Jul 08, 2016 09:10 PM EDT
The Sub-Saharan Africa threatens millions of people's life because of the overlapping burdens brought both by malaria and HIV. A Yale-led study in Africa is researching about the impact made by HIV therapy in antimalarial therapy effectiveness.
The combination antiretroviral therapy (cART) is used to surpress the replication of HIV, In return, the disease will have slower progression. However, this treatment which causes an elevation in immune system is associated with high risk of diseases not related to AIDS in HIV positive individuals, Medical Xpress reported.
Antiretroviral therapy also change the effectiveness of antimalarial therapy in patients who are treated for HIV and malaria. The significant change is now being studied by one of Yale University's researcher.
The new study which is led by Sunil Parikh, M.D., has results published in the journal Clinical Infectious Diseases. The results shows that some ART treatments alter the effectiveness of an antimalarial called 'artemether-lumefantrine' which is used widely worldwide for treating malaria. Together with Dr. Parikh are 11 other scientists which came from the University of California in San Francisco and Africa, Yale School of Public Health reported.
Dr. sunil Parikh is a researcher in Yale School of Public Health and also an assistant professor in Department of Epidemiology of Microbial Diseases.
Malaria and HIV are two of the major health concerns in the region where the study is conducted.
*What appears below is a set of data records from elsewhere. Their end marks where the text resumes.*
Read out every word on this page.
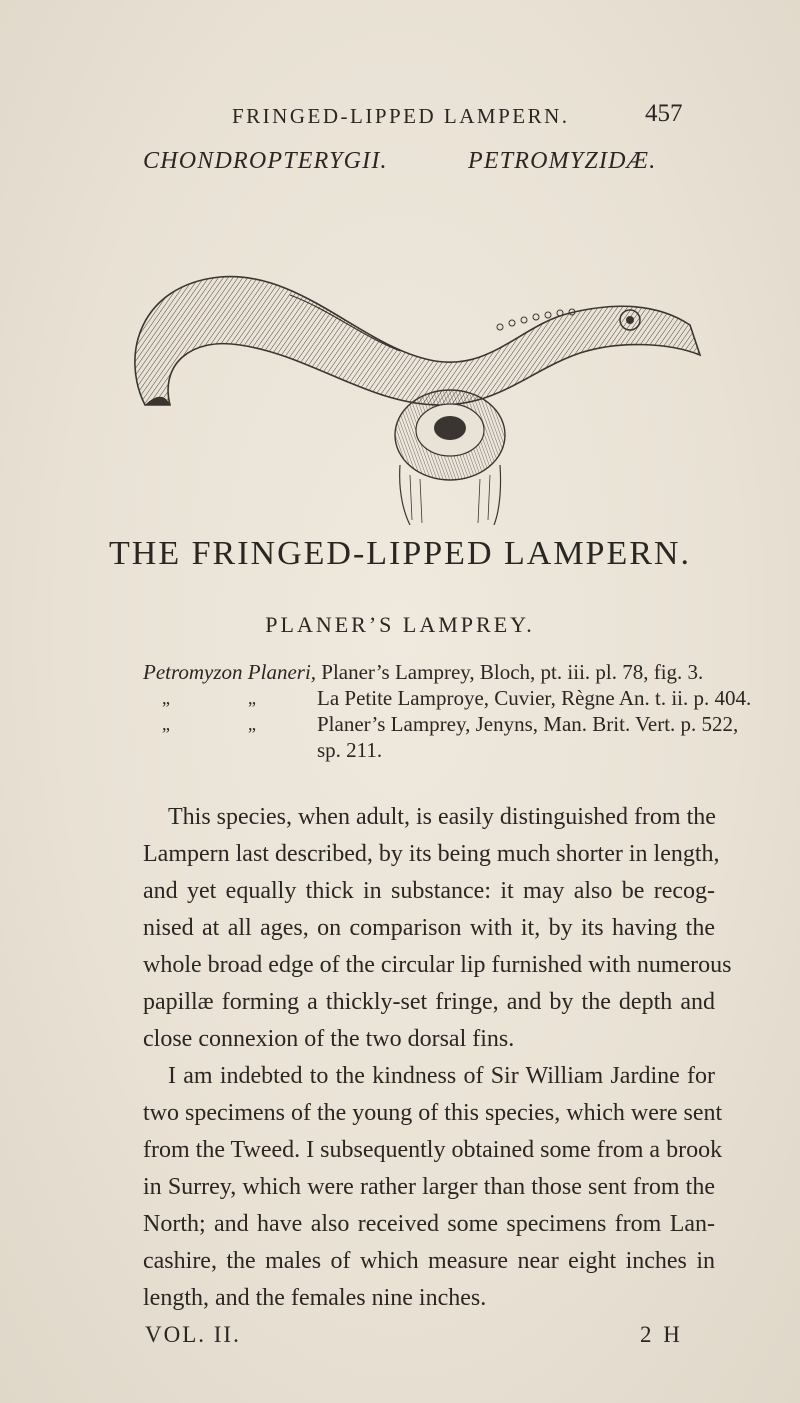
FRINGED-LIPPED LAMPERN.	457
CHONDROPTERYGII.	PETROMYZIDÆ.
THE FRINGED-LIPPED LAMPERN.
PLANER’S LAMPREY.
Petromyzon Planeri, Planer’s Lamprey, Bloch, pt. iii. pl. 78, fig. 3.
„	„	La Petite Lamproye, Cuvier, Règne An. t. ii. p. 404.
„	„	Planer’s Lamprey, Jenyns, Man. Brit. Vert. p. 522,
sp. 211.
This species, when adult, is easily distinguished from the
Lampern last described, by its being much shorter in length,
and yet equally thick in substance: it may also be recog-
nised at all ages, on comparison with it, by its having the
whole broad edge of the circular lip furnished with numerous
papillæ forming a thickly-set fringe, and by the depth and
close connexion of the two dorsal fins.
I am indebted to the kindness of Sir William Jardine for
two specimens of the young of this species, which were sent
from the Tweed. I subsequently obtained some from a brook
in Surrey, which were rather larger than those sent from the
North; and have also received some specimens from Lan-
cashire, the males of which measure near eight inches in
length, and the females nine inches.
VOL. II.	2 H
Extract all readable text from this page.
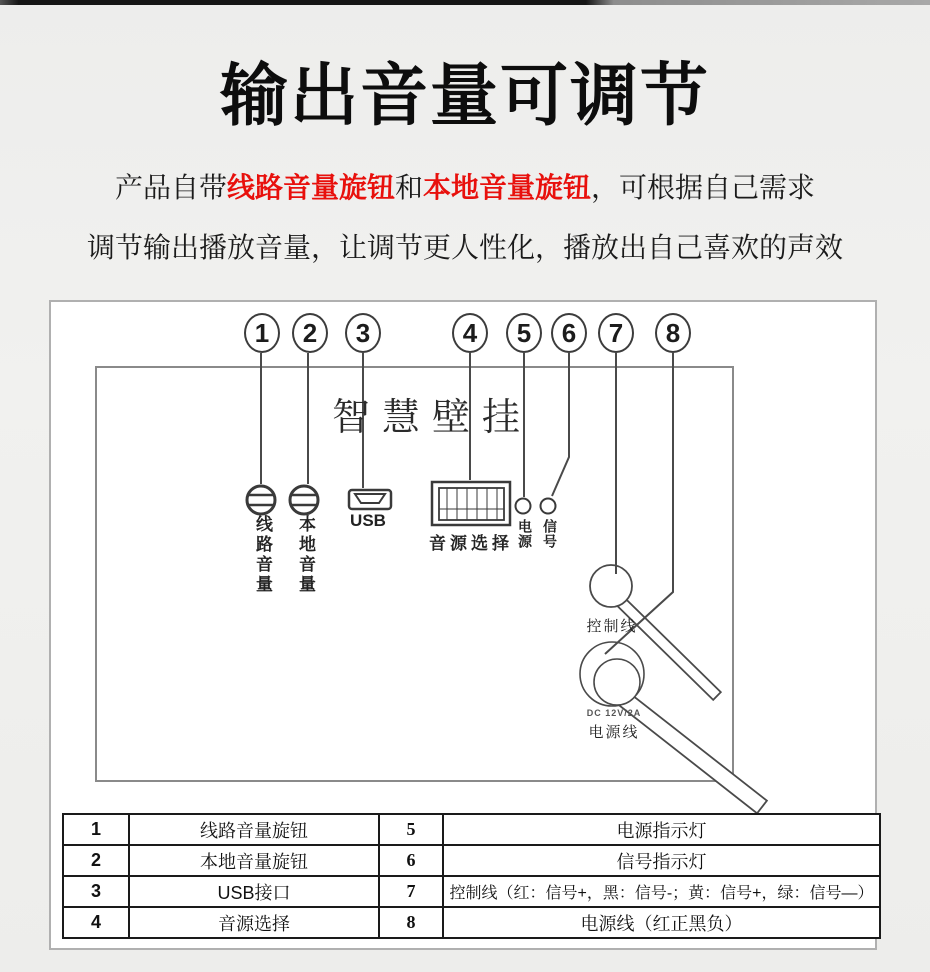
输出音量可调节
产品自带线路音量旋钮和本地音量旋钮，可根据自己需求
调节输出播放音量，让调节更人性化，播放出自己喜欢的声效
1 2 3	4 5 6 7 8
智慧壁挂
线路音量 本地音量 USB
音源选择 电源 信号
控制线
DC 12V/2A
电源线
1	线路音量旋钮	5	电源指示灯
2	本地音量旋钮	6	信号指示灯
3	USB接口	7	控制线（红：信号+，黑：信号-；黄：信号+，绿：信号—）
4	音源选择	8	电源线（红正黑负）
In the said region in the sub-Saharan Africa, 25 million people were positive in HIV. In 2013, there were a total of 198 million people recorded with malaria cases. This merely shows that further study with regards to co-infection is really needed in the region.
International efforts focused towards the African region significantly reduced the number of malaria incidents, however, the disease is still considered as a major killer. In 2013, there were about 600,000 deaths caused by malaria. In Uganda alone, people are infected by this mosquito-borne parasite for up to six times per year, on the average.